Until today, security deposits have been considered a necessary evil. Property owners need security that their property will be in pristine condition after a renter moves out, and they want to keep their renter accountable throughout the duration of the lease. But in today’s world, conventional deposits have become unnecessary. Think about the last time you checked into a hotel. Did the hotel require a security deposit? No, the hotel simply swiped your credit card, placed a ‘hold’ on a line of credit, and was then authorized to charge that credit line. Like a hotel check-in, technology now enables landlords to be preauthorized to charge renters up to a pre-agreed amount.
While returning deposits might feel like it exposes property owners and managers to more risk, the opposite is true. By returning deposits or applying them towards rent, they are preventing a wave of delinquencies. Obligo is one of the companies providing a cashless deposit solution. They use AI-based underwriting and open banking technology to calculate a renter’s risk of default (much better than a FICO score could). Their co-founder and CEO, Roey Dor, explained the importance of this new type of security in today’s world, “Security deposits are a huge source of capital that can provide immediate liquidity to families in need, and it’s right under everyone’s feet. We want to do everything in our power to help renters keep a roof over their heads, and our technology can help free up this money while maintaining the same level of security for property owners.”
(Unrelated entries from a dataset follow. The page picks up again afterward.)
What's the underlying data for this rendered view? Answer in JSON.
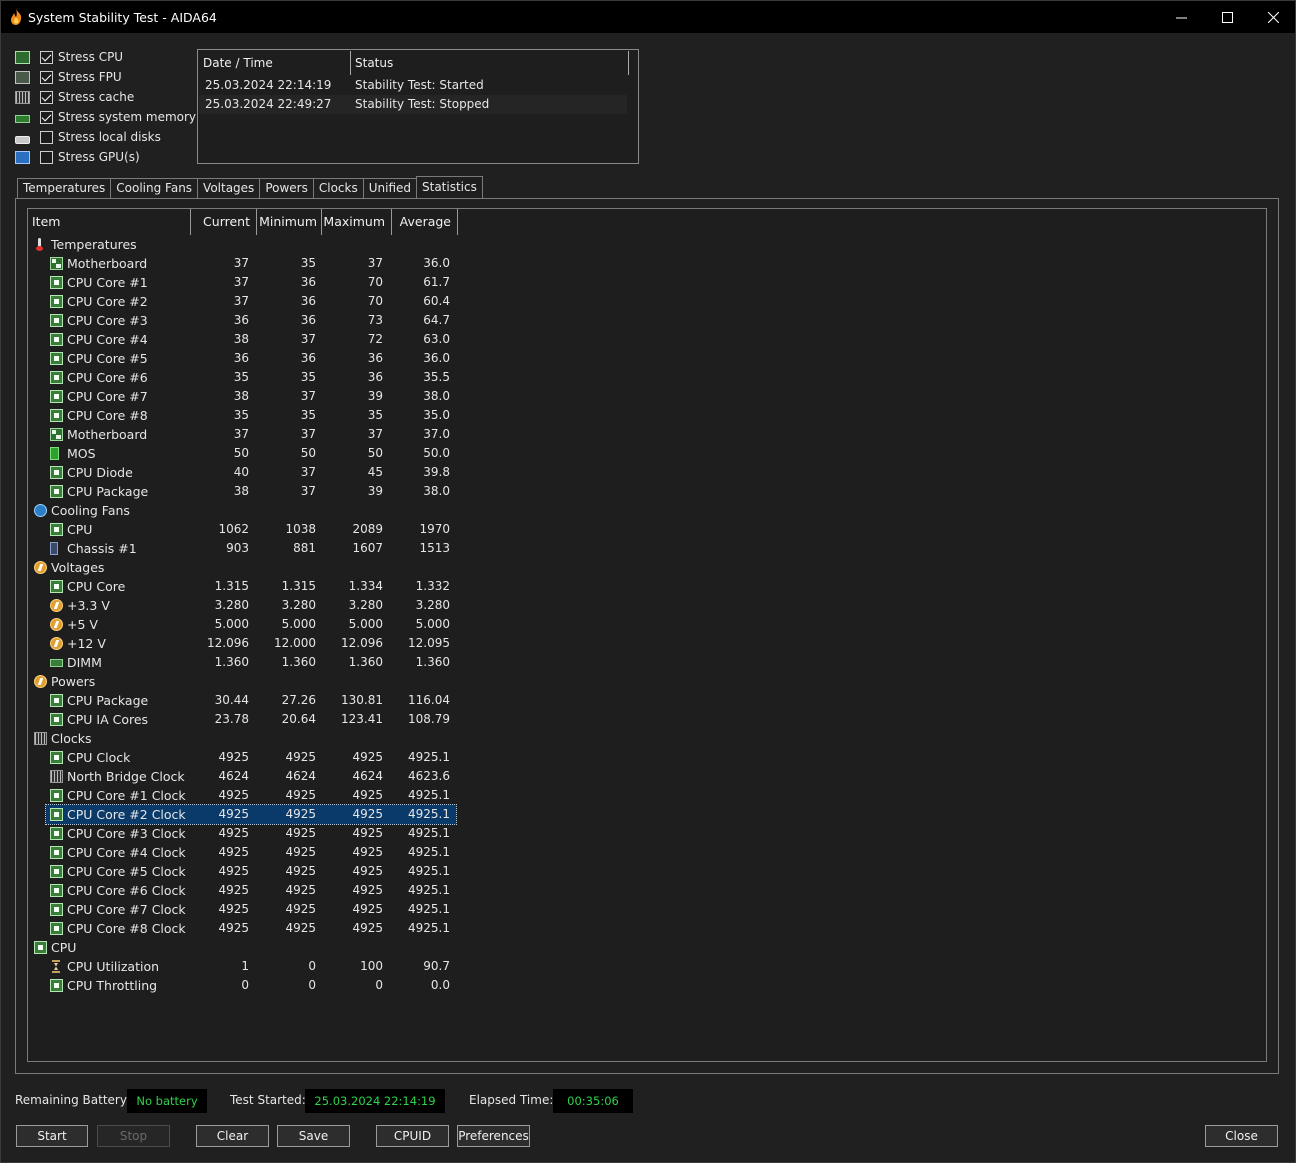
{
  "window": {
    "title": "System Stability Test - AIDA64"
  },
  "stress_options": [
    {
      "label": "Stress CPU",
      "checked": true,
      "icon": "cpu-icon"
    },
    {
      "label": "Stress FPU",
      "checked": true,
      "icon": "fpu-icon"
    },
    {
      "label": "Stress cache",
      "checked": true,
      "icon": "cache-icon"
    },
    {
      "label": "Stress system memory",
      "checked": true,
      "icon": "memory-icon"
    },
    {
      "label": "Stress local disks",
      "checked": false,
      "icon": "disk-icon"
    },
    {
      "label": "Stress GPU(s)",
      "checked": false,
      "icon": "gpu-icon"
    }
  ],
  "log": {
    "columns": [
      "Date / Time",
      "Status"
    ],
    "rows": [
      [
        "25.03.2024 22:14:19",
        "Stability Test: Started"
      ],
      [
        "25.03.2024 22:49:27",
        "Stability Test: Stopped"
      ]
    ]
  },
  "tabs": [
    "Temperatures",
    "Cooling Fans",
    "Voltages",
    "Powers",
    "Clocks",
    "Unified",
    "Statistics"
  ],
  "active_tab": "Statistics",
  "grid": {
    "columns": [
      "Item",
      "Current",
      "Minimum",
      "Maximum",
      "Average"
    ],
    "rows": [
      {
        "group": true,
        "icon": "therm",
        "name": "Temperatures"
      },
      {
        "icon": "mb",
        "name": "Motherboard",
        "cur": "37",
        "min": "35",
        "max": "37",
        "avg": "36.0"
      },
      {
        "icon": "chip",
        "name": "CPU Core #1",
        "cur": "37",
        "min": "36",
        "max": "70",
        "avg": "61.7"
      },
      {
        "icon": "chip",
        "name": "CPU Core #2",
        "cur": "37",
        "min": "36",
        "max": "70",
        "avg": "60.4"
      },
      {
        "icon": "chip",
        "name": "CPU Core #3",
        "cur": "36",
        "min": "36",
        "max": "73",
        "avg": "64.7"
      },
      {
        "icon": "chip",
        "name": "CPU Core #4",
        "cur": "38",
        "min": "37",
        "max": "72",
        "avg": "63.0"
      },
      {
        "icon": "chip",
        "name": "CPU Core #5",
        "cur": "36",
        "min": "36",
        "max": "36",
        "avg": "36.0"
      },
      {
        "icon": "chip",
        "name": "CPU Core #6",
        "cur": "35",
        "min": "35",
        "max": "36",
        "avg": "35.5"
      },
      {
        "icon": "chip",
        "name": "CPU Core #7",
        "cur": "38",
        "min": "37",
        "max": "39",
        "avg": "38.0"
      },
      {
        "icon": "chip",
        "name": "CPU Core #8",
        "cur": "35",
        "min": "35",
        "max": "35",
        "avg": "35.0"
      },
      {
        "icon": "mb",
        "name": "Motherboard",
        "cur": "37",
        "min": "37",
        "max": "37",
        "avg": "37.0"
      },
      {
        "icon": "bat",
        "name": "MOS",
        "cur": "50",
        "min": "50",
        "max": "50",
        "avg": "50.0"
      },
      {
        "icon": "chip",
        "name": "CPU Diode",
        "cur": "40",
        "min": "37",
        "max": "45",
        "avg": "39.8"
      },
      {
        "icon": "chip",
        "name": "CPU Package",
        "cur": "38",
        "min": "37",
        "max": "39",
        "avg": "38.0"
      },
      {
        "group": true,
        "icon": "fan",
        "name": "Cooling Fans"
      },
      {
        "icon": "chip",
        "name": "CPU",
        "cur": "1062",
        "min": "1038",
        "max": "2089",
        "avg": "1970"
      },
      {
        "icon": "chassis",
        "name": "Chassis #1",
        "cur": "903",
        "min": "881",
        "max": "1607",
        "avg": "1513"
      },
      {
        "group": true,
        "icon": "volt",
        "name": "Voltages"
      },
      {
        "icon": "chip",
        "name": "CPU Core",
        "cur": "1.315",
        "min": "1.315",
        "max": "1.334",
        "avg": "1.332"
      },
      {
        "icon": "volt",
        "name": "+3.3 V",
        "cur": "3.280",
        "min": "3.280",
        "max": "3.280",
        "avg": "3.280"
      },
      {
        "icon": "volt",
        "name": "+5 V",
        "cur": "5.000",
        "min": "5.000",
        "max": "5.000",
        "avg": "5.000"
      },
      {
        "icon": "volt",
        "name": "+12 V",
        "cur": "12.096",
        "min": "12.000",
        "max": "12.096",
        "avg": "12.095"
      },
      {
        "icon": "dimm",
        "name": "DIMM",
        "cur": "1.360",
        "min": "1.360",
        "max": "1.360",
        "avg": "1.360"
      },
      {
        "group": true,
        "icon": "volt",
        "name": "Powers"
      },
      {
        "icon": "chip",
        "name": "CPU Package",
        "cur": "30.44",
        "min": "27.26",
        "max": "130.81",
        "avg": "116.04"
      },
      {
        "icon": "chip",
        "name": "CPU IA Cores",
        "cur": "23.78",
        "min": "20.64",
        "max": "123.41",
        "avg": "108.79"
      },
      {
        "group": true,
        "icon": "clk",
        "name": "Clocks"
      },
      {
        "icon": "chip",
        "name": "CPU Clock",
        "cur": "4925",
        "min": "4925",
        "max": "4925",
        "avg": "4925.1"
      },
      {
        "icon": "clk",
        "name": "North Bridge Clock",
        "cur": "4624",
        "min": "4624",
        "max": "4624",
        "avg": "4623.6"
      },
      {
        "icon": "chip",
        "name": "CPU Core #1 Clock",
        "cur": "4925",
        "min": "4925",
        "max": "4925",
        "avg": "4925.1"
      },
      {
        "icon": "chip",
        "name": "CPU Core #2 Clock",
        "cur": "4925",
        "min": "4925",
        "max": "4925",
        "avg": "4925.1",
        "selected": true
      },
      {
        "icon": "chip",
        "name": "CPU Core #3 Clock",
        "cur": "4925",
        "min": "4925",
        "max": "4925",
        "avg": "4925.1"
      },
      {
        "icon": "chip",
        "name": "CPU Core #4 Clock",
        "cur": "4925",
        "min": "4925",
        "max": "4925",
        "avg": "4925.1"
      },
      {
        "icon": "chip",
        "name": "CPU Core #5 Clock",
        "cur": "4925",
        "min": "4925",
        "max": "4925",
        "avg": "4925.1"
      },
      {
        "icon": "chip",
        "name": "CPU Core #6 Clock",
        "cur": "4925",
        "min": "4925",
        "max": "4925",
        "avg": "4925.1"
      },
      {
        "icon": "chip",
        "name": "CPU Core #7 Clock",
        "cur": "4925",
        "min": "4925",
        "max": "4925",
        "avg": "4925.1"
      },
      {
        "icon": "chip",
        "name": "CPU Core #8 Clock",
        "cur": "4925",
        "min": "4925",
        "max": "4925",
        "avg": "4925.1"
      },
      {
        "group": true,
        "icon": "chip",
        "name": "CPU"
      },
      {
        "icon": "hour",
        "name": "CPU Utilization",
        "cur": "1",
        "min": "0",
        "max": "100",
        "avg": "90.7"
      },
      {
        "icon": "chip",
        "name": "CPU Throttling",
        "cur": "0",
        "min": "0",
        "max": "0",
        "avg": "0.0"
      }
    ]
  },
  "status": {
    "battery_label": "Remaining Battery:",
    "battery_value": "No battery",
    "started_label": "Test Started:",
    "started_value": "25.03.2024 22:14:19",
    "elapsed_label": "Elapsed Time:",
    "elapsed_value": "00:35:06"
  },
  "buttons": {
    "start": "Start",
    "stop": "Stop",
    "clear": "Clear",
    "save": "Save",
    "cpuid": "CPUID",
    "preferences": "Preferences",
    "close": "Close"
  },
  "colors": {
    "accent_green": "#2fd24a",
    "selection": "#0a3a6a"
  }
}
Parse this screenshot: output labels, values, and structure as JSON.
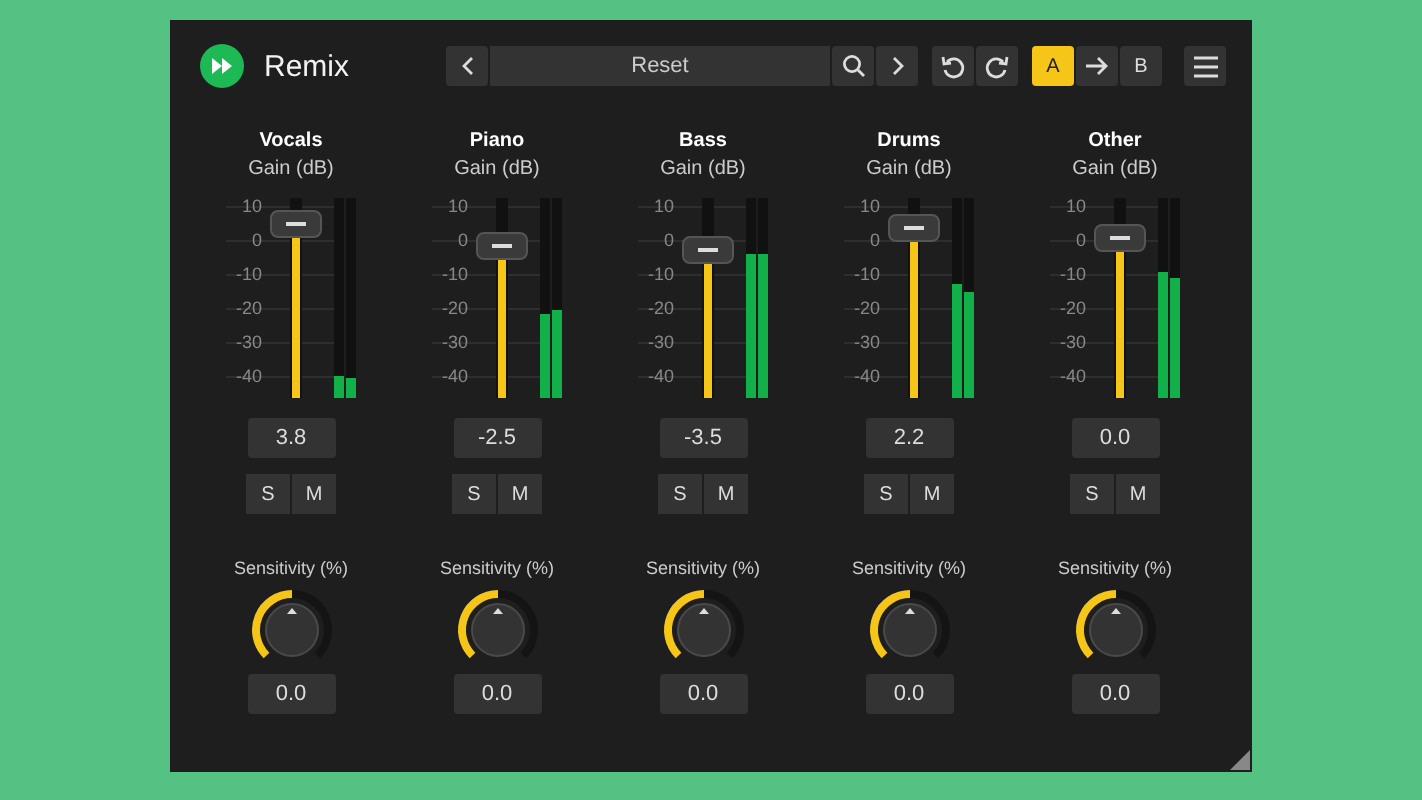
{
  "plugin": {
    "title": "Remix"
  },
  "preset": {
    "name": "Reset"
  },
  "ab": [
    {
      "label": "A",
      "selected": true
    },
    {
      "label": "B",
      "selected": false
    }
  ],
  "channels": [
    {
      "name": "Vocals",
      "gain_label": "Gain (dB)",
      "scale": [
        "10",
        "0",
        "-10",
        "-20",
        "-30",
        "-40"
      ],
      "fader": {
        "level": 0.87
      },
      "meters": [
        {
          "level": 0.11
        },
        {
          "level": 0.1
        }
      ],
      "value": "3.8",
      "solo": {
        "label": "S",
        "on": false
      },
      "mute": {
        "label": "M",
        "on": false
      },
      "sensitivity_label": "Sensitivity (%)",
      "knob": {
        "level": 0.5
      },
      "sensitivity": "0.0"
    },
    {
      "name": "Piano",
      "gain_label": "Gain (dB)",
      "scale": [
        "10",
        "0",
        "-10",
        "-20",
        "-30",
        "-40"
      ],
      "fader": {
        "level": 0.76
      },
      "meters": [
        {
          "level": 0.42
        },
        {
          "level": 0.44
        }
      ],
      "value": "-2.5",
      "solo": {
        "label": "S",
        "on": false
      },
      "mute": {
        "label": "M",
        "on": false
      },
      "sensitivity_label": "Sensitivity (%)",
      "knob": {
        "level": 0.5
      },
      "sensitivity": "0.0"
    },
    {
      "name": "Bass",
      "gain_label": "Gain (dB)",
      "scale": [
        "10",
        "0",
        "-10",
        "-20",
        "-30",
        "-40"
      ],
      "fader": {
        "level": 0.74
      },
      "meters": [
        {
          "level": 0.72
        },
        {
          "level": 0.72
        }
      ],
      "value": "-3.5",
      "solo": {
        "label": "S",
        "on": false
      },
      "mute": {
        "label": "M",
        "on": false
      },
      "sensitivity_label": "Sensitivity (%)",
      "knob": {
        "level": 0.5
      },
      "sensitivity": "0.0"
    },
    {
      "name": "Drums",
      "gain_label": "Gain (dB)",
      "scale": [
        "10",
        "0",
        "-10",
        "-20",
        "-30",
        "-40"
      ],
      "fader": {
        "level": 0.85
      },
      "meters": [
        {
          "level": 0.57
        },
        {
          "level": 0.53
        }
      ],
      "value": "2.2",
      "solo": {
        "label": "S",
        "on": false
      },
      "mute": {
        "label": "M",
        "on": false
      },
      "sensitivity_label": "Sensitivity (%)",
      "knob": {
        "level": 0.5
      },
      "sensitivity": "0.0"
    },
    {
      "name": "Other",
      "gain_label": "Gain (dB)",
      "scale": [
        "10",
        "0",
        "-10",
        "-20",
        "-30",
        "-40"
      ],
      "fader": {
        "level": 0.8
      },
      "meters": [
        {
          "level": 0.63
        },
        {
          "level": 0.6
        }
      ],
      "value": "0.0",
      "solo": {
        "label": "S",
        "on": false
      },
      "mute": {
        "label": "M",
        "on": false
      },
      "sensitivity_label": "Sensitivity (%)",
      "knob": {
        "level": 0.5
      },
      "sensitivity": "0.0"
    }
  ]
}
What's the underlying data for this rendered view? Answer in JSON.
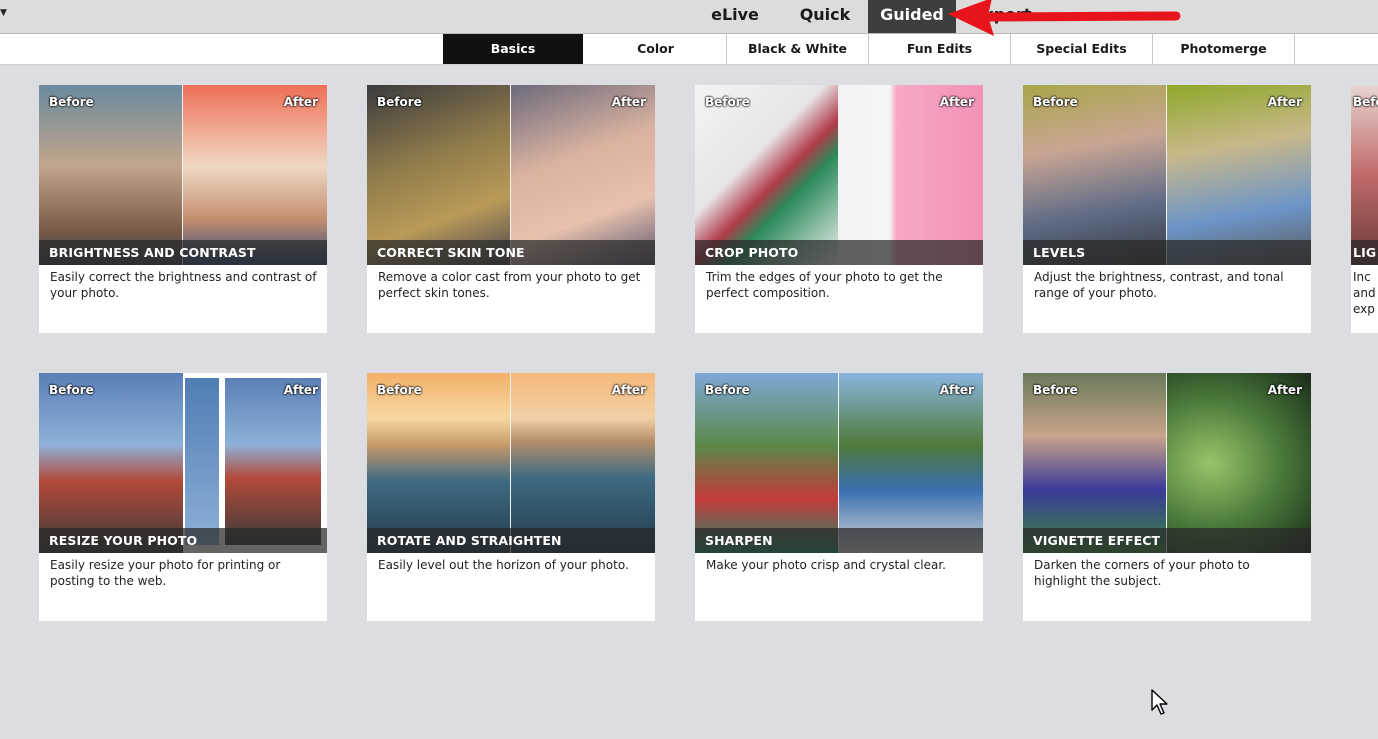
{
  "mode_tabs": [
    {
      "label": "eLive",
      "active": false
    },
    {
      "label": "Quick",
      "active": false
    },
    {
      "label": "Guided",
      "active": true
    },
    {
      "label": "Expert",
      "active": false
    }
  ],
  "sub_tabs": [
    {
      "label": "Basics",
      "active": true
    },
    {
      "label": "Color",
      "active": false
    },
    {
      "label": "Black & White",
      "active": false
    },
    {
      "label": "Fun Edits",
      "active": false
    },
    {
      "label": "Special Edits",
      "active": false
    },
    {
      "label": "Photomerge",
      "active": false
    }
  ],
  "before_label": "Before",
  "after_label": "After",
  "cards": [
    {
      "title": "BRIGHTNESS AND CONTRAST",
      "description": "Easily correct the brightness and contrast of your photo."
    },
    {
      "title": "CORRECT SKIN TONE",
      "description": "Remove a color cast from your photo to get perfect skin tones."
    },
    {
      "title": "CROP PHOTO",
      "description": "Trim the edges of your photo to get the perfect composition."
    },
    {
      "title": "LEVELS",
      "description": "Adjust the brightness, contrast, and tonal range of your photo."
    },
    {
      "title": "LIG",
      "description": "Inc and exp"
    },
    {
      "title": "RESIZE YOUR PHOTO",
      "description": "Easily resize your photo for printing or posting to the web."
    },
    {
      "title": "ROTATE AND STRAIGHTEN",
      "description": "Easily level out the horizon of your photo."
    },
    {
      "title": "SHARPEN",
      "description": "Make your photo crisp and crystal clear."
    },
    {
      "title": "VIGNETTE EFFECT",
      "description": "Darken the corners of your photo to highlight the subject."
    }
  ],
  "colors": {
    "annotation_arrow": "#e8141c",
    "active_mode_bg": "#3d3d3d",
    "active_subtab_bg": "#111111"
  },
  "icons": {
    "annotation": "red-arrow-icon",
    "pointer": "mouse-cursor-icon"
  }
}
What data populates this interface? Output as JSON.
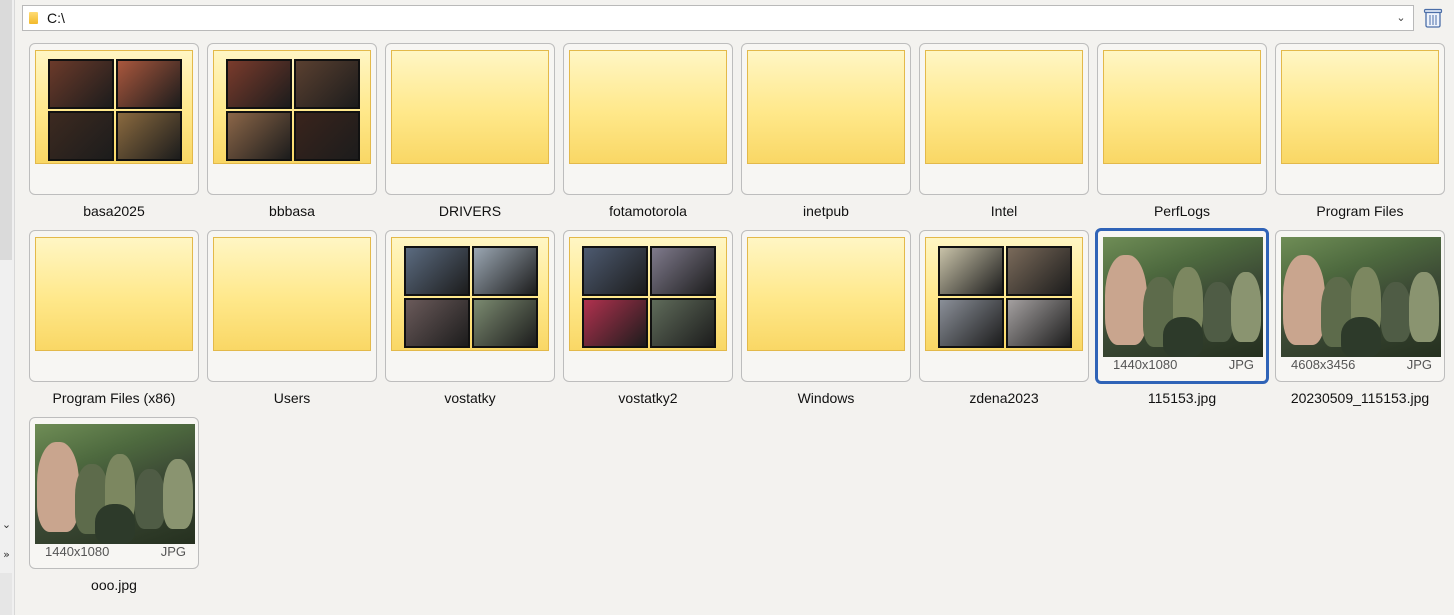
{
  "address": {
    "path": "C:\\"
  },
  "items": [
    {
      "name": "basa2025",
      "type": "folder",
      "thumbs": 4
    },
    {
      "name": "bbbasa",
      "type": "folder",
      "thumbs": 4
    },
    {
      "name": "DRIVERS",
      "type": "folder",
      "thumbs": 0
    },
    {
      "name": "fotamotorola",
      "type": "folder",
      "thumbs": 0
    },
    {
      "name": "inetpub",
      "type": "folder",
      "thumbs": 0
    },
    {
      "name": "Intel",
      "type": "folder",
      "thumbs": 0
    },
    {
      "name": "PerfLogs",
      "type": "folder",
      "thumbs": 0
    },
    {
      "name": "Program Files",
      "type": "folder",
      "thumbs": 0
    },
    {
      "name": "Program Files (x86)",
      "type": "folder",
      "thumbs": 0
    },
    {
      "name": "Users",
      "type": "folder",
      "thumbs": 0
    },
    {
      "name": "vostatky",
      "type": "folder",
      "thumbs": 4
    },
    {
      "name": "vostatky2",
      "type": "folder",
      "thumbs": 4
    },
    {
      "name": "Windows",
      "type": "folder",
      "thumbs": 0
    },
    {
      "name": "zdena2023",
      "type": "folder",
      "thumbs": 4
    },
    {
      "name": "115153.jpg",
      "type": "image",
      "dims": "1440x1080",
      "ext": "JPG",
      "selected": true
    },
    {
      "name": "20230509_115153.jpg",
      "type": "image",
      "dims": "4608x3456",
      "ext": "JPG"
    },
    {
      "name": "ooo.jpg",
      "type": "image",
      "dims": "1440x1080",
      "ext": "JPG"
    }
  ],
  "colors": {
    "selection": "#2f63b7",
    "folder": "#ffe88a"
  }
}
Even before this crisis, large landlords had adopted this credit-based, deposit-free solution as a perk for their tenants, and a way to streamline the arduous accounting process of collecting, managing, and returning cash deposits. Now, in the country’s time of need, we might see wide-scale adoption of solutions like Obligo. This advancement will help tenants make their rent payments and ensure property owners weather this ensuing storm. Like Zoom, it is the digital solution that the real estate industry has long needed, and it will place the industry in a far stronger position once the storm is over.